Disjunctive Benders Decomposition

A Julia implementation of disjunctive Benders decomposition algorithms for solving mixed-integer programming problems, developed as part of research on "Disjunctive Benders Decomposition".

Overview

This repository contains the source code and computational experiments for disjunctive Benders decomposition methods. The implementation extends classical Benders decomposition by incorporating disjunctive cuts to improve convergence and solution quality for mixed-integer programming problems.

Key Features

• Multiple Algorithm Variants: Implementation of sequential and callback-based Benders decomposition algorithms
• Disjunctive Cuts: Integration of disjunctive programming techniques for enhanced cut generation
• Flexible Oracle System: Modular oracle design supporting different subproblem types (typical, disjunctive, separable)
• Parallel Processing: Multi-threaded execution support for separable oracle problems using Threads.@threads
• Comprehensive Testing: Extensive test suite with multiple problem instances
• Multiple Problem Types: Support for facility location problems (UFLP, CFLP, SCFLP), network design (MCNDP), and other optimization problems

Algorithm Implementations

Core Algorithms

• BendersSeq: Sequential Benders decomposition
• BendersSeqInOut: Sequential variant with in-out technique
• BendersBnB: Branch-and-bound Benders decomposition
• Dcglp: Disjunctive Cut Generating Linear Program
• SpecializedBendersSeq: Specialized sequential implementation

Oracle Types

• ClassicalOracle: Traditional Benders subproblem oracle
• KnapsackOracle: Knapsack technique based oracle
• DisjunctiveOracle: Disjunctive programming-based oracle
• SeparableOracle: Oracle for separable subproblems

Problem Examples

The example/ directory contains implementations for several classic optimization problems featured in the paper:

• UFLP: Uncapacitated Facility Location Problem
• SNIP: Stochastic Network Interdiction Problem

We are actively developing this repository into a professional package. The following implementations are currently in progress:

• CFLP: Capacitated Facility Location Problem
• SCFLP: Stochastic Capacitated Facility Location Problem
• MCNDP: Multi-Commodity Network Design Problem

Installation

To set up the project:

using Pkg
Pkg.activate(".")
Pkg.instantiate()

Usage

We provide several scripts to run the algorithms on different problem instances. Please refer to the scripts/ directory for more details.

Parallel Processing

For problems with separable subproblems, you can enable parallel processing to accelerate computation:

# Create a parallel-enabled separable oracle
oracle_param_parallel = SeparableOracleParam(enable_parallel=true, max_threads=4)
oracle = SeparableOracle(data, ClassicalOracle(), n_scenarios; 
                        solver_param = solver_param,
                        oracle_param = oracle_param_parallel)

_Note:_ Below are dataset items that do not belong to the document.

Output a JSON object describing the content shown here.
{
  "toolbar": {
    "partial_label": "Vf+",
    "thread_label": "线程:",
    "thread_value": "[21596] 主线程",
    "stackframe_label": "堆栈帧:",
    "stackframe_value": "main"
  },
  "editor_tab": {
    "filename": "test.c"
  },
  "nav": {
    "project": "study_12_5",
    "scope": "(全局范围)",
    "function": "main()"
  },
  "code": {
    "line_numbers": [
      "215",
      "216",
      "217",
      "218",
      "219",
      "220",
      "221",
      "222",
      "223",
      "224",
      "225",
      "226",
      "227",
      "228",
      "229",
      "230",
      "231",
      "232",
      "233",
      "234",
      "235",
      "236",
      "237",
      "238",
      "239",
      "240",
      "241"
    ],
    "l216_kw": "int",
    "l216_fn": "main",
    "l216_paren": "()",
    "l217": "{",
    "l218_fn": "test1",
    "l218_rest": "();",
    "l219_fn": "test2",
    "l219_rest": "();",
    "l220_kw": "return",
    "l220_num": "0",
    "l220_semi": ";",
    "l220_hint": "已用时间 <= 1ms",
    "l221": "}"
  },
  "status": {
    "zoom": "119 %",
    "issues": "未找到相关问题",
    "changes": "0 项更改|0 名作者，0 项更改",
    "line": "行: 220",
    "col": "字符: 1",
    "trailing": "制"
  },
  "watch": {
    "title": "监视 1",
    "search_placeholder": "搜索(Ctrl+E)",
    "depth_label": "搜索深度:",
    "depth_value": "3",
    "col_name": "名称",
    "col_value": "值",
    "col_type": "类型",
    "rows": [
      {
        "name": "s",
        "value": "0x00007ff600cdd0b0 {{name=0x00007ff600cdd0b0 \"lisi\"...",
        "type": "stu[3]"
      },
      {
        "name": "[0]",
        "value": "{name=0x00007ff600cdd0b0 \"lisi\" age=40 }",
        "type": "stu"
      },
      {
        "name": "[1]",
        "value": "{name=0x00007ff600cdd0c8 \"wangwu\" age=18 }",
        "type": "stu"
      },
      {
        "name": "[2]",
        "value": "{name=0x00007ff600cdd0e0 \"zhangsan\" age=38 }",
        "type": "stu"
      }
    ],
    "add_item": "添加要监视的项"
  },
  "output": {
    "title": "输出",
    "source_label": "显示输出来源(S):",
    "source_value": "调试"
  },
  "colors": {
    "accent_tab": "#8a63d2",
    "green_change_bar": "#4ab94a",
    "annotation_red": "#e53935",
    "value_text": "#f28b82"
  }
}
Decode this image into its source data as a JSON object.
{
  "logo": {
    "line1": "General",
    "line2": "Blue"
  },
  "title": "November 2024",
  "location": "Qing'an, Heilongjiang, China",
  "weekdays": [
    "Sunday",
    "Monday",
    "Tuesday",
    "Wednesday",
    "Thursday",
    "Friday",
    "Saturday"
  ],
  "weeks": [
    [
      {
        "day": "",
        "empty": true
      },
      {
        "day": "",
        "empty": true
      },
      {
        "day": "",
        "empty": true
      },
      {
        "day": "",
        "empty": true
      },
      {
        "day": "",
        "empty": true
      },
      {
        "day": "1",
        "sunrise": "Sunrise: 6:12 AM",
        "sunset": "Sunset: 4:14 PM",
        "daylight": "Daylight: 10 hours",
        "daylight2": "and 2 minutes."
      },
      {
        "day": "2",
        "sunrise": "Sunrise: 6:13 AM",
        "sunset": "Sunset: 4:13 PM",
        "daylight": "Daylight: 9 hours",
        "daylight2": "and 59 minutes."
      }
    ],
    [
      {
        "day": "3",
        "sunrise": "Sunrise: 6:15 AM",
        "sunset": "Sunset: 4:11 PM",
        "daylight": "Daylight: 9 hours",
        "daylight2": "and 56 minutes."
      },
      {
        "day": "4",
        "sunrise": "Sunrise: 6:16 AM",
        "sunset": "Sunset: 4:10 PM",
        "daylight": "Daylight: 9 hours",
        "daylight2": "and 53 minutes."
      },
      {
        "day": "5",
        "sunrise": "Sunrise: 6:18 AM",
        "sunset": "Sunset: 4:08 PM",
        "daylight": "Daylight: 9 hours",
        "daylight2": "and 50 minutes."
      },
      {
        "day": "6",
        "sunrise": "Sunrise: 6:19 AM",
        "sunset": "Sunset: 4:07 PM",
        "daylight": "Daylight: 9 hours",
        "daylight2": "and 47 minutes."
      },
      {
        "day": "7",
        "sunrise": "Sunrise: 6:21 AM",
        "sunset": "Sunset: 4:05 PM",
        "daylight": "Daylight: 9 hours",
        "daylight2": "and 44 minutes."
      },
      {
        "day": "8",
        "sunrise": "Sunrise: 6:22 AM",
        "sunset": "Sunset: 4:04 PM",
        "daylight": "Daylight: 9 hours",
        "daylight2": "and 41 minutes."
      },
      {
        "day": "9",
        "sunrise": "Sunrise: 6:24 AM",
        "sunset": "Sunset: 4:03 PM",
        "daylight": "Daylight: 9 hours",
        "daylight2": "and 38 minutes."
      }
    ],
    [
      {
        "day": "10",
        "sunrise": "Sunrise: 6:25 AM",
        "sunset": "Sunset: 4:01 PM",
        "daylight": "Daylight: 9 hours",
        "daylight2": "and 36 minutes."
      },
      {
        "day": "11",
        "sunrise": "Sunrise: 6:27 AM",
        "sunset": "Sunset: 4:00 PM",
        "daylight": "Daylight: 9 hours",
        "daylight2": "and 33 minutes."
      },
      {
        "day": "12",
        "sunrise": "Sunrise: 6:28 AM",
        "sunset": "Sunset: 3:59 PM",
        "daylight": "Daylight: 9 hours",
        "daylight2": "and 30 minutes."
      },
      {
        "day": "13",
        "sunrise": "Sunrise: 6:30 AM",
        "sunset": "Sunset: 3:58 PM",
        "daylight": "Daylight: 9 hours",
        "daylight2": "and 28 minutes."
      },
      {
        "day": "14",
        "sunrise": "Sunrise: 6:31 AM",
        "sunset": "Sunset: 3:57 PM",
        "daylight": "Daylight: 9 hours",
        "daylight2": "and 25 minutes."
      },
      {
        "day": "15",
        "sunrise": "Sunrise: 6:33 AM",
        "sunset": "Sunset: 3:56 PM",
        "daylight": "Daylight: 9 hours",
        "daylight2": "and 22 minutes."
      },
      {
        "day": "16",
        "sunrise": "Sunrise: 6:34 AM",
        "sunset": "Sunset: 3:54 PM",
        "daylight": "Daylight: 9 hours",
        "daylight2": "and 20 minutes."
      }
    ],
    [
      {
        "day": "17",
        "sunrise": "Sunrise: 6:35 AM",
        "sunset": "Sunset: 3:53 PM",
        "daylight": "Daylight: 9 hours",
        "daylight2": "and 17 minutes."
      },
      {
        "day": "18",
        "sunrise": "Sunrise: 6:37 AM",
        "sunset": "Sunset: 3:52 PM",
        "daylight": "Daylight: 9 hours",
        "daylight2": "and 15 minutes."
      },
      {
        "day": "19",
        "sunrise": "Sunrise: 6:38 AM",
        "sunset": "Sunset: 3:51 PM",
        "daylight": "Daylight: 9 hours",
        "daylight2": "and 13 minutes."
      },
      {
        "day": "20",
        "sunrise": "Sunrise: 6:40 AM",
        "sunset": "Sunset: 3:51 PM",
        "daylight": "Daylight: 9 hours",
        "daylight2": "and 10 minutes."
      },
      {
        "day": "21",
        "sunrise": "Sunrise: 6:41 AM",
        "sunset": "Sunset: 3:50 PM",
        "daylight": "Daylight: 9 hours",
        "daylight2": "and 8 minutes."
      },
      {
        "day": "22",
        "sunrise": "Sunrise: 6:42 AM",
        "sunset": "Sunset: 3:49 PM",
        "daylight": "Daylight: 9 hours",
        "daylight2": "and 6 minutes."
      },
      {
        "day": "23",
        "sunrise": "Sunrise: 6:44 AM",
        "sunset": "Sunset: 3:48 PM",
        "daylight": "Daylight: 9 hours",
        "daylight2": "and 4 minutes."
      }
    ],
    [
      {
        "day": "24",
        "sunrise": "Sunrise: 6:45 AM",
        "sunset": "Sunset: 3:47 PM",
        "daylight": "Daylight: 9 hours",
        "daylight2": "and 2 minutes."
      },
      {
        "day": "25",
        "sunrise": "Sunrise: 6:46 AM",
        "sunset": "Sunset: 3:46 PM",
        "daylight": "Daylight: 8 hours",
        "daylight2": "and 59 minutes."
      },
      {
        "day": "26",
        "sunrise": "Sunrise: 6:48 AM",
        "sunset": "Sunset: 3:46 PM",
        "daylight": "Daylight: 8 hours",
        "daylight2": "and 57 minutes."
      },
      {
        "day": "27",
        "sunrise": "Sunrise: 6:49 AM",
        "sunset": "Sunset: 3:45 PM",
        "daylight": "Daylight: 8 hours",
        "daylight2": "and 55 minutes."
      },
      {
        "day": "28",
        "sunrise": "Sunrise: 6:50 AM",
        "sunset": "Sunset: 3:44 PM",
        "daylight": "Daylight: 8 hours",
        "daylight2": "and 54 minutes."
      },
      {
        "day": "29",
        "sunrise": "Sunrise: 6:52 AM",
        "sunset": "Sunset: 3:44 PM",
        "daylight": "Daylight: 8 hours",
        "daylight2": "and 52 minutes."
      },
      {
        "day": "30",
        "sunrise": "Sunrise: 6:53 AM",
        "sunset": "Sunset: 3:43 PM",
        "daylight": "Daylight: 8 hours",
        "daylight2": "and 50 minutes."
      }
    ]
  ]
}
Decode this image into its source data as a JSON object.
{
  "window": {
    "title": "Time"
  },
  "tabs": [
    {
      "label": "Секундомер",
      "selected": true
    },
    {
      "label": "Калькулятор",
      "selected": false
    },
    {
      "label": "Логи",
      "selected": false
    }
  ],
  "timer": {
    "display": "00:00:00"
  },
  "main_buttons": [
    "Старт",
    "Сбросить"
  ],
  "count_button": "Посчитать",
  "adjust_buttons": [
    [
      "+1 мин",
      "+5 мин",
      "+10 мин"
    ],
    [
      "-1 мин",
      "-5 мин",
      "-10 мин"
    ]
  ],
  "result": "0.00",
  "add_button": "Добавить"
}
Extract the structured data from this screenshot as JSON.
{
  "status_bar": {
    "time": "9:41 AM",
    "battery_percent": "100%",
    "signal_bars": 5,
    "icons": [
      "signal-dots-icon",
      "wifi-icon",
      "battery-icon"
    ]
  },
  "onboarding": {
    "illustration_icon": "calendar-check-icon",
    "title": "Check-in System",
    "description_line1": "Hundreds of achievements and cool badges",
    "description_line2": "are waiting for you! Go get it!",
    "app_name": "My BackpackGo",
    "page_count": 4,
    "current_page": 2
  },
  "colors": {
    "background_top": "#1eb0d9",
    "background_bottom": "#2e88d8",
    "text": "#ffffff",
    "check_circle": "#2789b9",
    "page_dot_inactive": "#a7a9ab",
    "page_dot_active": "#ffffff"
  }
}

# The oracle will now use up to 4 threads for parallel subproblem solving

Performance Notes:

• Parallel processing is most beneficial for problems with many scenarios (hundreds) and significant per-scenario computation time (several seconds)
• Set max_threads=nothing to use all available CPU cores
• Ensure your solver (e.g., CPLEX) supports concurrent usage across threads

Testing

Run the test suite:

julia test/runtests.jl

Or run specific tests:

./test/runtests.sh

The test suite includes:

1. Sequential typical Benders decomposition
2. Sequential in-out typical Benders decomposition
3. Sequential disjunctive Benders decomposition
4. Callback typical Benders decomposition
5. Callback disjunctive Benders decomposition
6. Specialized sequential Benders decomposition

Project Structure

├── src/
│   ├── algorithms/          # Core decomposition algorithms
│   ├── modules/            # Oracle implementations and components
│   ├── utils/              # Utility functions and helpers
│   └── types.jl            # Type definitions and exports
├── test/                   # Comprehensive test suite
├── example/                # Problem-specific implementations
│   ├── uflp/              # Uncapacitated facility location
│   ├── cflp/              # Capacitated facility location
│   ├── scflp/             # Stochastic capacitated facility location
│   ├── mcndp/             # Multi-commodity network design
│   └── snip/              # Stochastic network interdiction
└── Project.toml           # Julia project configuration

Contributing

This repository is actively under development and we welcome contributions! Feel free to submit issues for bugs or feature requests, and pull requests for code changes. For major modifications, please open an issue first to discuss your proposal. We appreciate all contributions, from bug fixes to documentation improvements.

License

This project is licensed under the MIT License - see the LICENSE file for details.